The Human Rights Law Centre will today launch a report calling for stronger protections from hate speech and hate crime in Victoria.
End the Hate: Responding to prejudice motivated speech and violence against the LGBTI Community reveals how current laws and policies are failing to protect LGBTI people from hate crime and hate conduct and outlines how the tide can be turned with 23 recommendations for reform.
Lee Carnie, senior lawyer at the Human Rights Law Centre, said all human beings should be treated with equal dignity and respect.
“No one should be a target because of who they are or who they love. We should all be able to walk down the street without being attacked or abused. Hate crimes target marginalised and vulnerable members of our communities with devastating impact.”

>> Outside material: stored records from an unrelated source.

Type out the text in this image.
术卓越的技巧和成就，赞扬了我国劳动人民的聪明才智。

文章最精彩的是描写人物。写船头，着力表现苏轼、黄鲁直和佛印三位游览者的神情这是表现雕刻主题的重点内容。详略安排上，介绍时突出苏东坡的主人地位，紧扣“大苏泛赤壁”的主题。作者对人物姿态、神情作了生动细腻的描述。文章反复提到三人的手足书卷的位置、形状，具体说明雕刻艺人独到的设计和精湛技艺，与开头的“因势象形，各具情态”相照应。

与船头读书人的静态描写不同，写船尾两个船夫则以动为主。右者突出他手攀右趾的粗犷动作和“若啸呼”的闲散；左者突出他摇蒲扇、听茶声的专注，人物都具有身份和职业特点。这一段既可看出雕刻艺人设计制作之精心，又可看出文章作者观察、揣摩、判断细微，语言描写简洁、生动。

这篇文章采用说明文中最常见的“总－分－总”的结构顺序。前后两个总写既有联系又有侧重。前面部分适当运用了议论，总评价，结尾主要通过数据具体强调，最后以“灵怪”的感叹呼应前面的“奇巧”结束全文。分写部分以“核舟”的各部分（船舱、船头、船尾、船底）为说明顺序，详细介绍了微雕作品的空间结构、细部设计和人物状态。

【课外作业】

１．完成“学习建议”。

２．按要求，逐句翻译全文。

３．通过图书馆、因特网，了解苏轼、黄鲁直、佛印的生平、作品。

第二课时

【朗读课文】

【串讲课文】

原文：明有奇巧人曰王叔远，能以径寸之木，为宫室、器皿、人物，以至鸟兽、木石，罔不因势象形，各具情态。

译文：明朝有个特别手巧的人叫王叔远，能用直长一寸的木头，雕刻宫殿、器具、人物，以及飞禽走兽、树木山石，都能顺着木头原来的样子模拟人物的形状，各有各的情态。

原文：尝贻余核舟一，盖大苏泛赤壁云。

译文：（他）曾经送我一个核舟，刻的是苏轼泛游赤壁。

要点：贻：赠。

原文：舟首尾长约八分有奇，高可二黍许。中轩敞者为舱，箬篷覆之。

Acting Deputy Commissioner with Victoria Police, Luke Cornelius, said he wants to ensure that Victoria Police has both the capability and capacity to respond to and prevent prejudice motivated crimes within the community.
“Targets of prejudice motivated crimes should feel safe to come forward and report to Victoria Police, knowing they will be empowered and supported throughout the process,” Acting Deputy Commissioner Cornelius said.
The report, launched one year after the marriage equality postal survey, highlights the negative impact of hate speech and hate crimes during the survey on the health and wellbeing of LGBTI people.
“LGBTI people reported that verbal and physical assaults more than doubled during last year’s postal survey. This is absolutely unacceptable. Hate speech and hate crimes that target people because of who they are affect how safe they feel in our communities but also diminish our society as a whole,” said Lee Carnie.
The report calls for comprehensive reform in law, policies and practice including in the following key areas:
Stronger legal protections: a Hate Crimes Act to create new specific hate crime offences and introduce protections from hate speech protecting LGBTI people.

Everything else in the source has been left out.